Le Saut Hermès : un concours international exceptionnel à Paris
Le jeudi 16 mars 2023, alors qu’un doux soleil de début de printemps illumine Paris, le Champ de Mars voit se succéder de longs vans à la cargaison peu commune, puisque chacun d’eux achemine quelques-uns des cent-trente chevaux venus concourir pour la 13e édition du Saut Hermès. Dès le lendemain, et durant trois jours, le Grand Palais Éphémère accueillera cette compétition internationale de saut d’obstacles, initiée par la maison française en 2010 et, devenue depuis, un événement équestre prestigieux. Pour Geoffroy de Thoisy, le chef des écuries qui assure avec son équipe de dix personnes le bien-être des chevaux, le Saut Hermès est une compétition équestre atypique non seulement parce qu’elle a lieu dans un endroit historique situé au cœur de la capitale française (habituellement le Grand Palais et, en attendant sa rénovation, au Grand Palais Éphémère situé sur le Champ de Mars), mais également parce qu’elle réunit des spectateurs moins habitués à ce type d’événement.
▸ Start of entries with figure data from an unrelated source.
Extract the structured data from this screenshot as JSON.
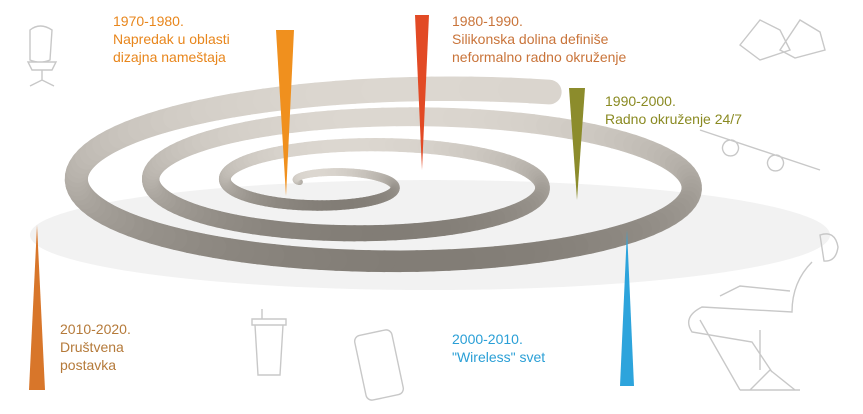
{
  "milestones": [
    {
      "period": "1970-1980.",
      "lines": [
        "Napredak u oblasti",
        "dizajna nameštaja"
      ]
    },
    {
      "period": "1980-1990.",
      "lines": [
        "Silikonska dolina definiše",
        "neformalno radno okruženje"
      ]
    },
    {
      "period": "1990-2000.",
      "lines": [
        "Radno okruženje 24/7"
      ]
    },
    {
      "period": "2000-2010.",
      "lines": [
        "\"Wireless\" svet"
      ]
    },
    {
      "period": "2010-2020.",
      "lines": [
        "Društvena",
        "postavka"
      ]
    }
  ]
}
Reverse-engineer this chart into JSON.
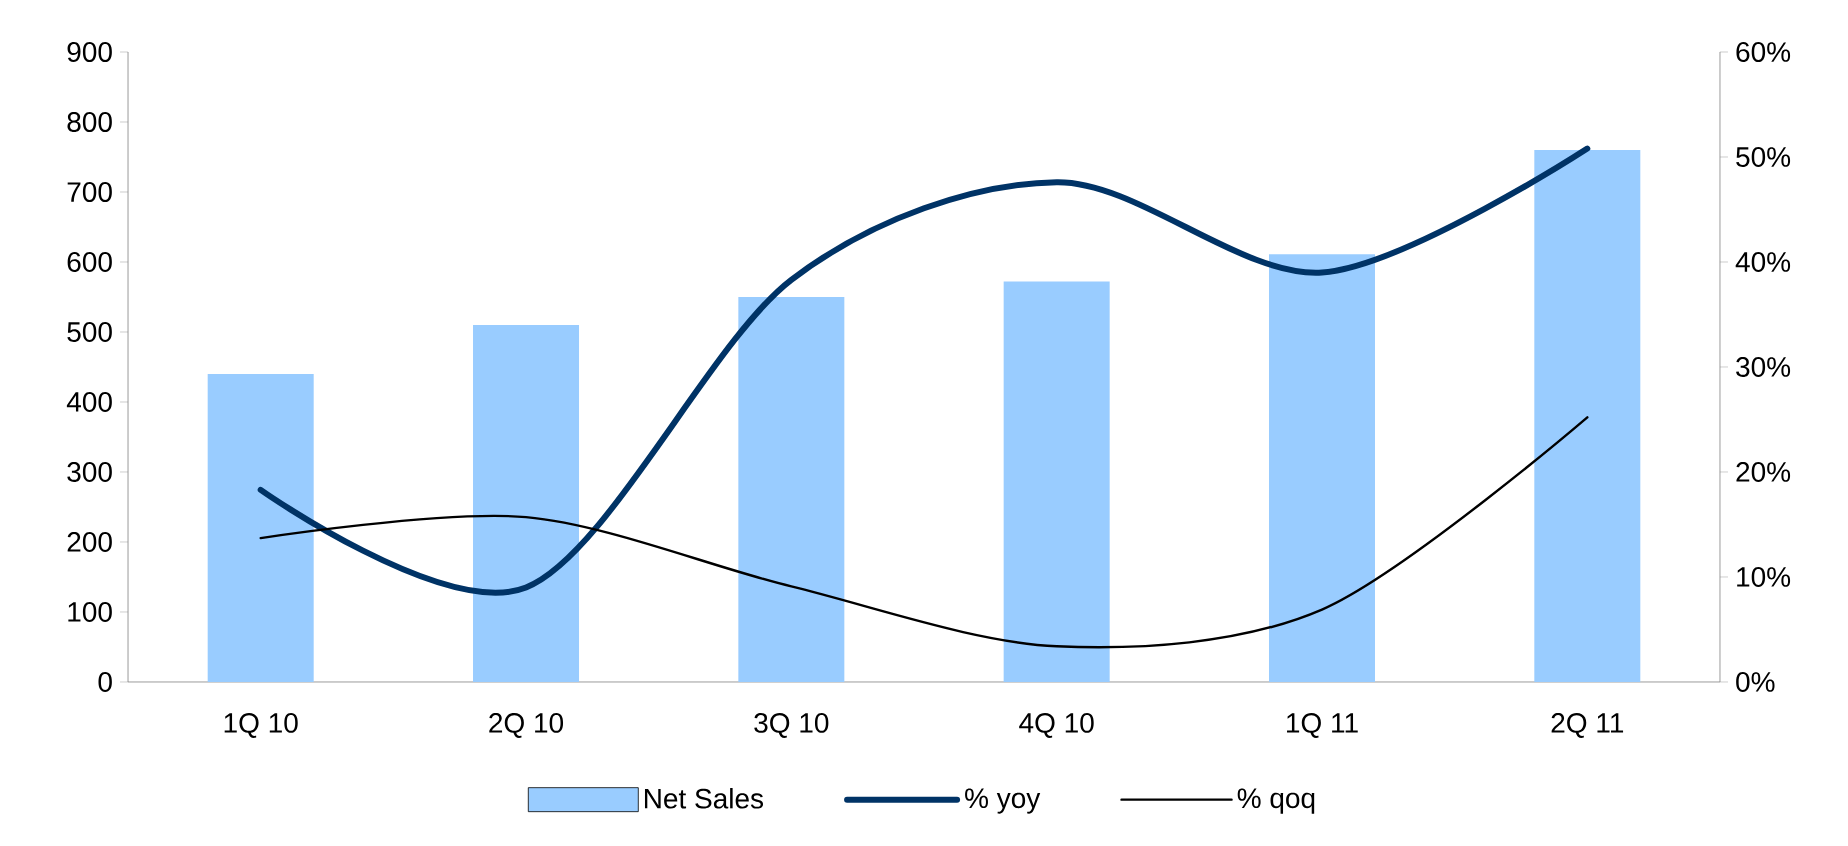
{
  "chart_data": {
    "type": "bar",
    "categories": [
      "1Q 10",
      "2Q 10",
      "3Q 10",
      "4Q 10",
      "1Q 11",
      "2Q 11"
    ],
    "series": [
      {
        "name": "Net Sales",
        "color": "#99ccff",
        "values": [
          440,
          510,
          550,
          572,
          611,
          760
        ]
      },
      {
        "name": "% yoy",
        "type": "line",
        "axis": "y2",
        "color": "#003366",
        "values": [
          18.3,
          9,
          38.3,
          47.6,
          39,
          50.8
        ]
      },
      {
        "name": "% qoq",
        "type": "line",
        "axis": "y2",
        "color": "#000000",
        "values": [
          13.7,
          15.7,
          9.1,
          3.4,
          6.9,
          25.2
        ]
      }
    ],
    "ylim": [
      0,
      900
    ],
    "yticks": [
      0,
      100,
      200,
      300,
      400,
      500,
      600,
      700,
      800,
      900
    ],
    "y2lim": [
      0,
      60
    ],
    "y2ticks": [
      {
        "value": 0,
        "label": "0%"
      },
      {
        "value": 10,
        "label": "10%"
      },
      {
        "value": 20,
        "label": "20%"
      },
      {
        "value": 30,
        "label": "30%"
      },
      {
        "value": 40,
        "label": "40%"
      },
      {
        "value": 50,
        "label": "50%"
      },
      {
        "value": 60,
        "label": "60%"
      }
    ],
    "legend": "bottom",
    "grid": false,
    "marker": "none"
  }
}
Il est vrai que la vision de cette piste de 2100m2, installée à deux pas de la tour Eiffel, laisse sans voix. D’autant plus que l’intégralité de l’espace, obstacles compris, se voit habillé d’un décor féérique inspiré de Pégase, le célèbre cheval ailé de la mythologie grecque, tandis que des artisans Hermès montrent l’étendue de leur savoir-faire sellier, présentant quelques-unes des plus belles selles réalisées par la maison. Loin d’éclipser le parcours d’obstacles savamment orchestré par Santiago Varela Ullastres et Grégory Bodo, (les chefs de piste du Saut Hermès qui concevront également les parcours des Jeux olympiques de Paris 2024), cette mise en scène attrayante transforme la performance des cinquante-cinq cavaliers et de leurs montures en un spectacle époustouflant de beauté et de technicité.
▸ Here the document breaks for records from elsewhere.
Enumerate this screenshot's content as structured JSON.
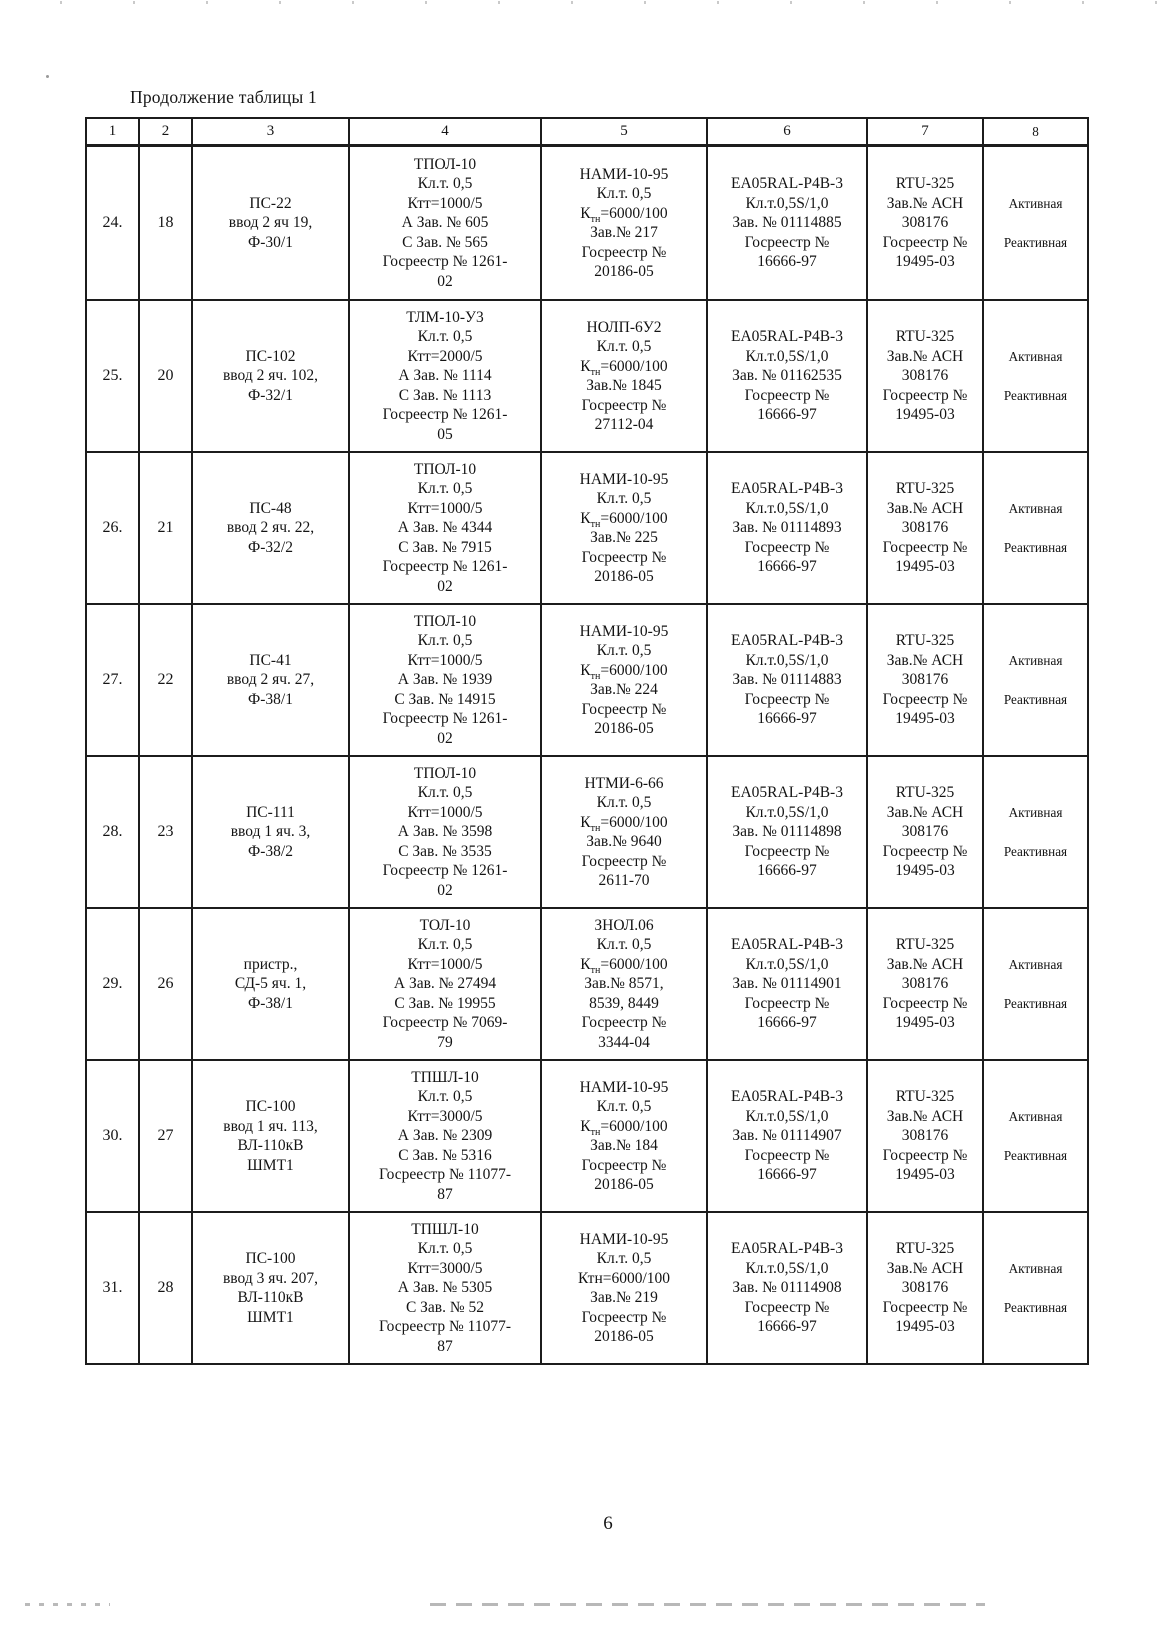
{
  "document": {
    "title": "Продолжение таблицы 1",
    "page_number": "6"
  },
  "table": {
    "column_numbers": [
      "1",
      "2",
      "3",
      "4",
      "5",
      "6",
      "7",
      "8"
    ],
    "rows": [
      {
        "cells": [
          [
            "24."
          ],
          [
            "18"
          ],
          [
            "ПС-22",
            "ввод 2 яч 19,",
            "Ф-30/1"
          ],
          [
            "ТПОЛ-10",
            "Кл.т. 0,5",
            "Ктт=1000/5",
            "А Зав. № 605",
            "С Зав. № 565",
            "Госреестр № 1261-",
            "02"
          ],
          [
            "НАМИ-10-95",
            "Кл.т. 0,5",
            "К~тн~=6000/100",
            "Зав.№ 217",
            "Госреестр №",
            "20186-05"
          ],
          [
            "EA05RAL-P4B-3",
            "Кл.т.0,5S/1,0",
            "Зав. № 01114885",
            "Госреестр №",
            "16666-97"
          ],
          [
            "RTU-325",
            "Зав.№ АСН",
            "308176",
            "Госреестр №",
            "19495-03"
          ],
          [
            "Активная",
            "Реактивная"
          ]
        ]
      },
      {
        "cells": [
          [
            "25."
          ],
          [
            "20"
          ],
          [
            "ПС-102",
            "ввод 2 яч. 102,",
            "Ф-32/1"
          ],
          [
            "ТЛМ-10-У3",
            "Кл.т. 0,5",
            "Ктт=2000/5",
            "А Зав. № 1114",
            "С Зав. № 1113",
            "Госреестр № 1261-",
            "05"
          ],
          [
            "НОЛП-6У2",
            "Кл.т. 0,5",
            "К~тн~=6000/100",
            "Зав.№ 1845",
            "Госреестр №",
            "27112-04"
          ],
          [
            "EA05RAL-P4B-3",
            "Кл.т.0,5S/1,0",
            "Зав. № 01162535",
            "Госреестр №",
            "16666-97"
          ],
          [
            "RTU-325",
            "Зав.№ АСН",
            "308176",
            "Госреестр №",
            "19495-03"
          ],
          [
            "Активная",
            "Реактивная"
          ]
        ]
      },
      {
        "cells": [
          [
            "26."
          ],
          [
            "21"
          ],
          [
            "ПС-48",
            "ввод 2 яч. 22,",
            "Ф-32/2"
          ],
          [
            "ТПОЛ-10",
            "Кл.т. 0,5",
            "Ктт=1000/5",
            "А Зав. № 4344",
            "С Зав. № 7915",
            "Госреестр № 1261-",
            "02"
          ],
          [
            "НАМИ-10-95",
            "Кл.т. 0,5",
            "К~тн~=6000/100",
            "Зав.№ 225",
            "Госреестр №",
            "20186-05"
          ],
          [
            "EA05RAL-P4B-3",
            "Кл.т.0,5S/1,0",
            "Зав. № 01114893",
            "Госреестр №",
            "16666-97"
          ],
          [
            "RTU-325",
            "Зав.№ АСН",
            "308176",
            "Госреестр №",
            "19495-03"
          ],
          [
            "Активная",
            "Реактивная"
          ]
        ]
      },
      {
        "cells": [
          [
            "27."
          ],
          [
            "22"
          ],
          [
            "ПС-41",
            "ввод 2 яч. 27,",
            "Ф-38/1"
          ],
          [
            "ТПОЛ-10",
            "Кл.т. 0,5",
            "Ктт=1000/5",
            "А Зав. № 1939",
            "С Зав. № 14915",
            "Госреестр № 1261-",
            "02"
          ],
          [
            "НАМИ-10-95",
            "Кл.т. 0,5",
            "К~тн~=6000/100",
            "Зав.№ 224",
            "Госреестр №",
            "20186-05"
          ],
          [
            "EA05RAL-P4B-3",
            "Кл.т.0,5S/1,0",
            "Зав. № 01114883",
            "Госреестр №",
            "16666-97"
          ],
          [
            "RTU-325",
            "Зав.№ АСН",
            "308176",
            "Госреестр №",
            "19495-03"
          ],
          [
            "Активная",
            "Реактивная"
          ]
        ]
      },
      {
        "cells": [
          [
            "28."
          ],
          [
            "23"
          ],
          [
            "ПС-111",
            "ввод 1 яч. 3,",
            "Ф-38/2"
          ],
          [
            "ТПОЛ-10",
            "Кл.т. 0,5",
            "Ктт=1000/5",
            "А Зав. № 3598",
            "С Зав. № 3535",
            "Госреестр № 1261-",
            "02"
          ],
          [
            "НТМИ-6-66",
            "Кл.т. 0,5",
            "К~тн~=6000/100",
            "Зав.№ 9640",
            "Госреестр №",
            "2611-70"
          ],
          [
            "EA05RAL-P4B-3",
            "Кл.т.0,5S/1,0",
            "Зав. № 01114898",
            "Госреестр №",
            "16666-97"
          ],
          [
            "RTU-325",
            "Зав.№ АСН",
            "308176",
            "Госреестр №",
            "19495-03"
          ],
          [
            "Активная",
            "Реактивная"
          ]
        ]
      },
      {
        "cells": [
          [
            "29."
          ],
          [
            "26"
          ],
          [
            "пристр.,",
            "СД-5  яч. 1,",
            "Ф-38/1"
          ],
          [
            "ТОЛ-10",
            "Кл.т. 0,5",
            "Ктт=1000/5",
            "А Зав. № 27494",
            "С Зав. № 19955",
            "Госреестр № 7069-",
            "79"
          ],
          [
            "ЗНОЛ.06",
            "Кл.т. 0,5",
            "К~тн~=6000/100",
            "Зав.№ 8571,",
            "8539, 8449",
            "Госреестр №",
            "3344-04"
          ],
          [
            "EA05RAL-P4B-3",
            "Кл.т.0,5S/1,0",
            "Зав. № 01114901",
            "Госреестр №",
            "16666-97"
          ],
          [
            "RTU-325",
            "Зав.№ АСН",
            "308176",
            "Госреестр №",
            "19495-03"
          ],
          [
            "Активная",
            "Реактивная"
          ]
        ]
      },
      {
        "cells": [
          [
            "30."
          ],
          [
            "27"
          ],
          [
            "ПС-100",
            "ввод 1 яч. 113,",
            "ВЛ-110кВ",
            "ШМТ1"
          ],
          [
            "ТПШЛ-10",
            "Кл.т. 0,5",
            "Ктт=3000/5",
            "А Зав. № 2309",
            "С Зав. № 5316",
            "Госреестр № 11077-",
            "87"
          ],
          [
            "НАМИ-10-95",
            "Кл.т. 0,5",
            "К~тн~=6000/100",
            "Зав.№ 184",
            "Госреестр №",
            "20186-05"
          ],
          [
            "EA05RAL-P4B-3",
            "Кл.т.0,5S/1,0",
            "Зав. № 01114907",
            "Госреестр №",
            "16666-97"
          ],
          [
            "RTU-325",
            "Зав.№ АСН",
            "308176",
            "Госреестр №",
            "19495-03"
          ],
          [
            "Активная",
            "Реактивная"
          ]
        ]
      },
      {
        "cells": [
          [
            "31."
          ],
          [
            "28"
          ],
          [
            "ПС-100",
            "ввод 3 яч. 207,",
            "ВЛ-110кВ",
            "ШМТ1"
          ],
          [
            "ТПШЛ-10",
            "Кл.т. 0,5",
            "Ктт=3000/5",
            "А Зав. № 5305",
            "С Зав. № 52",
            "Госреестр № 11077-",
            "87"
          ],
          [
            "НАМИ-10-95",
            "Кл.т. 0,5",
            "Ктн=6000/100",
            "Зав.№ 219",
            "Госреестр №",
            "20186-05"
          ],
          [
            "EA05RAL-P4B-3",
            "Кл.т.0,5S/1,0",
            "Зав. № 01114908",
            "Госреестр №",
            "16666-97"
          ],
          [
            "RTU-325",
            "Зав.№ АСН",
            "308176",
            "Госреестр №",
            "19495-03"
          ],
          [
            "Активная",
            "Реактивная"
          ]
        ]
      }
    ]
  }
}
Durant les trois jours de cette compétition composée de sept épreuves Jumping CSI 5* (Concours de Saut International de difficulté 5, la plus haute), qui a notamment consacré le cavalier luxembourgeois Victor Bettendorf et son cheval Big Star des Forêts, le Saut Hermès a également mis en lumière vingt jeunes cavaliers et leurs montures qui ont concouru pour les épreuves Talents Hermès. Au cours de cette 13e édition du Saut Hermès, un moment d’émotion a accompagné l’hommage rendu au cheval Hermès Ryan, le fidèle compagnon (parti à la retraite en 2022) ayant accompagné la carrière de Simon Delestre, cavalier partenaire d’Hermès (avec lequel la maison a développé la fameuse selle Cavale). Un cheval grâce auquel le cavalier a décroché un très beau palmarès : notamment, la médaille de bronze individuelle des championnats d’Europe 2015, trois victoires en grand prix Coupe du monde FEI (2015, 2017, 2021) ainsi qu’en grand prix 5* d’Anvers (2015) et de Paris (2019), sans oublier ses doublés lors des grands prix Hermès de 2018 et 2019.